Although we don't believe in timing the market or panicking over market movements, we do like to keep an eye on big changes -- just in case they're material to our investing thesis.

What: Shares of Keurig Green Mountain (GMCR.DL) were pleasing investors today, climbing as much as 17%, and finishing up 13% after a strong second-quarter earnings report. 

So what: The maker of the single-cup Keurig coffee-brewer sped past estimates as sales improved 10%, to $1.1 billion, against analyst expectations of $1.04 billion. Adjusted earnings, meanwhile, jumped from $0.93 to $1.08 a share, well ahead of the consensus at $0.94. CEO Brian Kelley said the quarter demonstrates "the continued opportunity to grow our Keurig system in North America in a very competitive environment," as Keurig has consistently beat earnings estimates in the last year. Sales of both portion packs and brewer systems increased steadily in the quarter, a further sign of Keurig's staying power. 

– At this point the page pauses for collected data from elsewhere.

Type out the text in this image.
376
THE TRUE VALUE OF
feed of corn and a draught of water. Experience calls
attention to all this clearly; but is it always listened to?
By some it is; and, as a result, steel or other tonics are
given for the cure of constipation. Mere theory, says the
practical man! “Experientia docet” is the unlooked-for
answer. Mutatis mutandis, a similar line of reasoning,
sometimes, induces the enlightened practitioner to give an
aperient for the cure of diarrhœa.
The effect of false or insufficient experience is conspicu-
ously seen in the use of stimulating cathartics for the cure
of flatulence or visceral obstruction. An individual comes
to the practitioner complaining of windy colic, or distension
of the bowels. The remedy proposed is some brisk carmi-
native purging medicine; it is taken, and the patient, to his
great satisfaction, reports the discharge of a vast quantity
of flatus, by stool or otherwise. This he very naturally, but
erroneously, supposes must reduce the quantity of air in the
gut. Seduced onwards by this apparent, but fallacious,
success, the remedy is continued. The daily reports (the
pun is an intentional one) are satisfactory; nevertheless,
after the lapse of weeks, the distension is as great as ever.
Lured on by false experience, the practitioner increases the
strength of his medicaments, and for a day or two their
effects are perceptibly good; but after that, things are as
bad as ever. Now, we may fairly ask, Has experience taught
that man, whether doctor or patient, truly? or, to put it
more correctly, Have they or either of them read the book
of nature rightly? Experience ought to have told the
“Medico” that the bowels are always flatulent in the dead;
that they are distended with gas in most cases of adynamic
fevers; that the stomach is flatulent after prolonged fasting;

Now what: Two years after the market wrote off Keurig Green Mountain following the expiration of several patents, the company continues to prove its ability to keep growing. The stock soared earlier this year after the coffee maker announced a partnership with Coca-Cola to sell Coke beverages in the new Keurig Cold system, which is due out next year. Whether the Keurig Cold will be widely adopted remains a mystery, but shares should trade at a premium until it hits the market, as the new brewing system has the potential to be a game changer.